Nous n'avons qu'une seule chance d’effectuer des relevés sur le lieu d'un accident.  Une fois les débris retirés et les véhicules remorqués, toutes les informations essentielles ont disparu. Il importe également de dégager l'autoroute le plus rapidement possible, notamment pour éviter d'autres accidents en queue d'embouteillage mais aussi dans le sens de circulation opposé. Les dommages économiques et écologiques causés par de longs temps d'attente nécessitent également une intervention rapide. Un « drone » se prête particulièrement bien à ce genre de situation et la police constate également que la photogrammétrie 3D est utilisée de manière presque standard en combinaison avec cet engin.

En utilisant des drones, la police pourra, une fois sur place, survoler l'ensemble du site en quelques minutes seulement et tout relever sans devoir effectuer aucune autre mesure. La police ne doit par ailleurs plus attendre que l'ensemble des véhicules aient été remorqués et peut enregistrer en une seule fois toutes les traces en dehors de la chaussée. Par rapport à la photogrammétrie 2D, l'utilisation d'un drone et de la photogrammétrie 3D permet dans de nombreux cas de réduire fortement le temps nécessaire pour effectuer les relevés sur l'ensemble du site de l'accident.

En cas d'impossibilité de mettre en œuvre un drone selon les principes précités (ex. : mauvais temps, tunnels bas, problème technique...), l'on peut toujours recourir à la méthode classique, par exemple en utilisant le véhicule de photogrammétrie muni d'une caméra placée sur un poteau télescopique.

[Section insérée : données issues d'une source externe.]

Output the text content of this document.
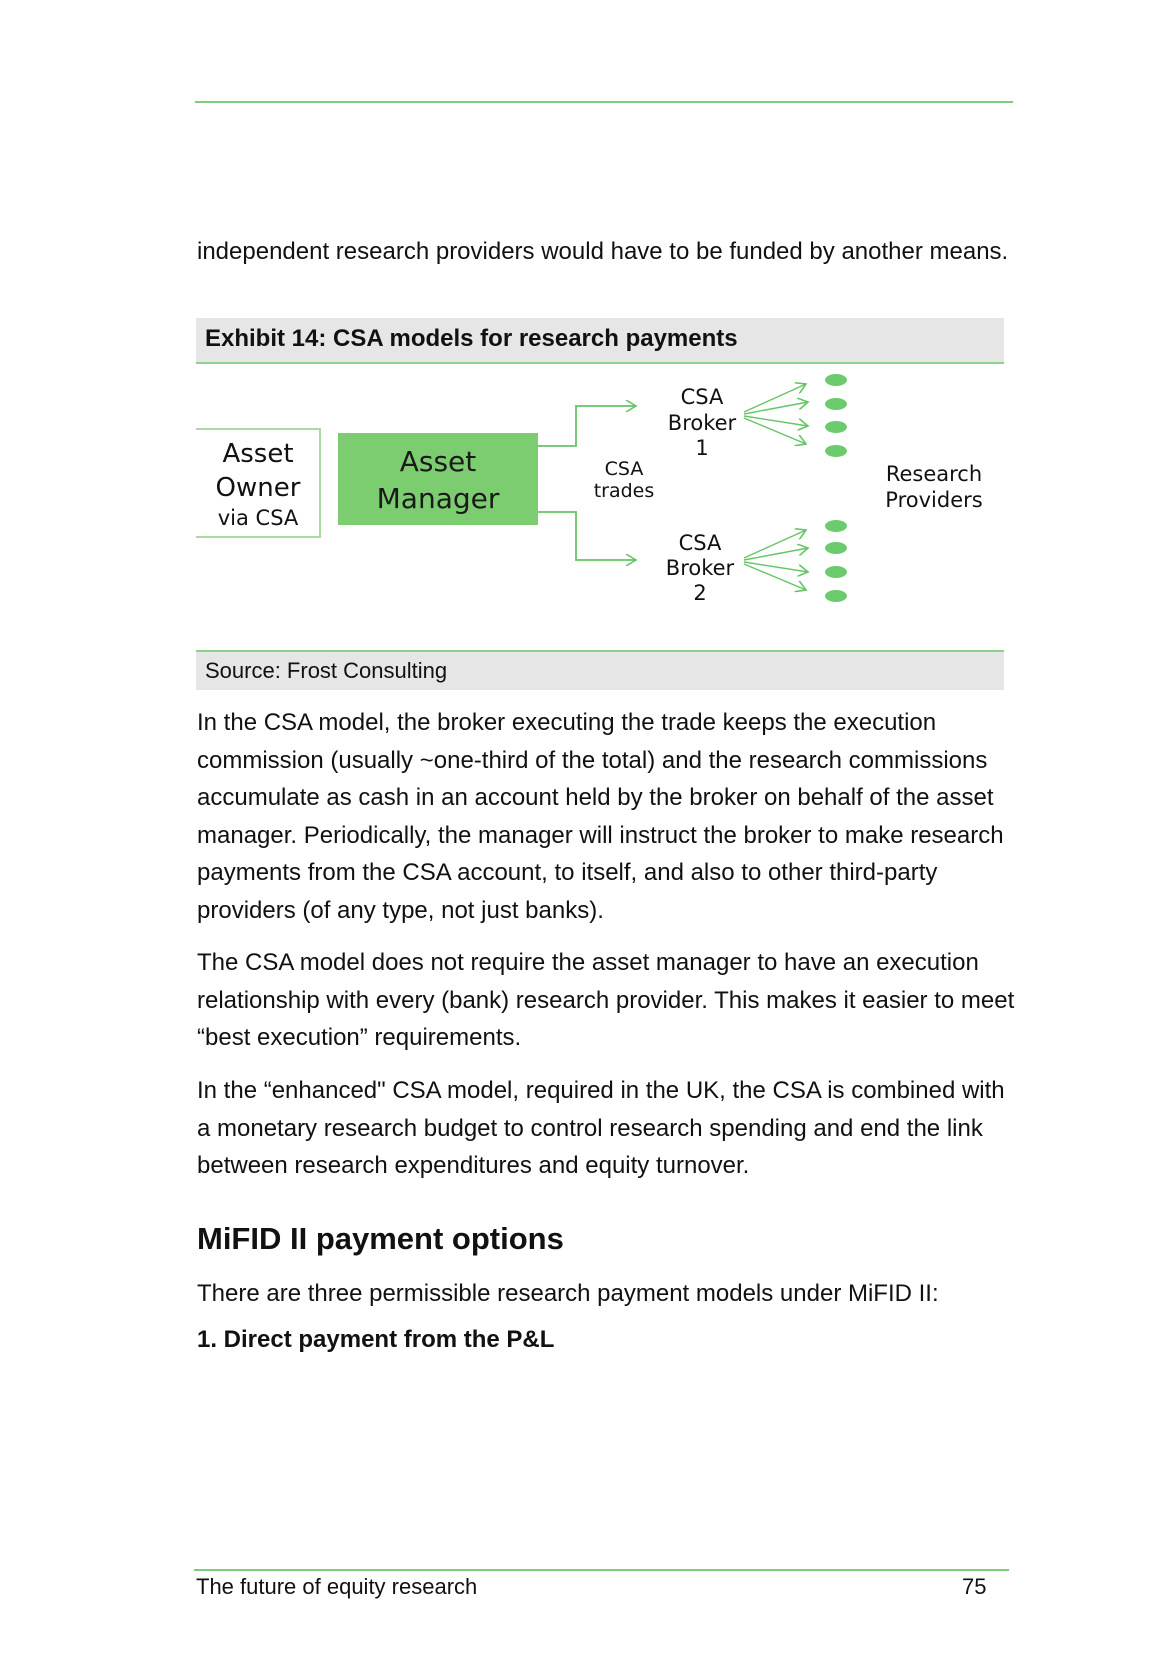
independent research providers would have to be funded by another means.

Exhibit 14: CSA models for research payments
Asset
Owner
via CSA
Asset
Manager
CSA
trades
CSA
Broker
1
CSA
Broker
2
Research
Providers
Source: Frost Consulting

In the CSA model, the broker executing the trade keeps the execution commission (usually ~one-third of the total) and the research commissions accumulate as cash in an account held by the broker on behalf of the asset manager. Periodically, the manager will instruct the broker to make research payments from the CSA account, to itself, and also to other third-party providers (of any type, not just banks).

The CSA model does not require the asset manager to have an execution relationship with every (bank) research provider. This makes it easier to meet “best execution” requirements.

In the “enhanced" CSA model, required in the UK, the CSA is combined with a monetary research budget to control research spending and end the link between research expenditures and equity turnover.

MiFID II payment options

There are three permissible research payment models under MiFID II:

1. Direct payment from the P&L
The future of equity research	75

Les drones utiles aussi pour les études d’accidentologie

Pour bien comprendre les principales causes des accidents et surtout comment on peut les éviter, il est indispensable de mener des études d’accidentologie. A cet effet, les drones peuvent fournir des informations pertinentes et précises sur la scène d’accident. Au cours des années, l’institut Vias a acquis une certaine expertise concernant les études d’accidentologie. Les chercheurs de l’institut Vias ont entre autres participé à des études en France et suivi de près ce qui se passe en Allemagne, pays pionnier en la matière. L’institut Vias fait par ailleurs partie du consortium IGLAD qui rassemble des données et connaissances en matière d’accidentologie. A l’heure actuelle, il n’existe toutefois pas encore de réglementation concernant l’accidentologie. Nous espérons toutefois trouver au plus vite une solution afin de démarrer au plus vite les études.

Karin Genoe, Administrateur Délégué de l’institut Vias : « Nos drones hypermodernes aideront la police à obtenir une image plus rapide et encore plus précise de la scène d’accident. Cela permettra de réduire la longueur des files. Et si, pour l’instant, ils ne sont utilisés que pour la gestion des accidents, ces drones peuvent aussi être utiles pour les études d’accidentologie. A ce jour, de telles études sont peu nombreuses dans le monde de la sécurité routière belge. Toutefois, il est indispensable de les multiplier à l’avenir pour bien comprendre les principales causes des accidents et surtout comment ils peuvent être évités. A l’heure actuelle, il existe toutefois une lacune dans la réglementation concernant l’accidentologie. Nous espérons toutefois trouver au plus vite une solution pour la combler. En effet, en réalisant des études approfondies et en étudiant la cause réelle des accidents, nous pourrons faire en sorte que la route soit plus sûre pour tout le monde ».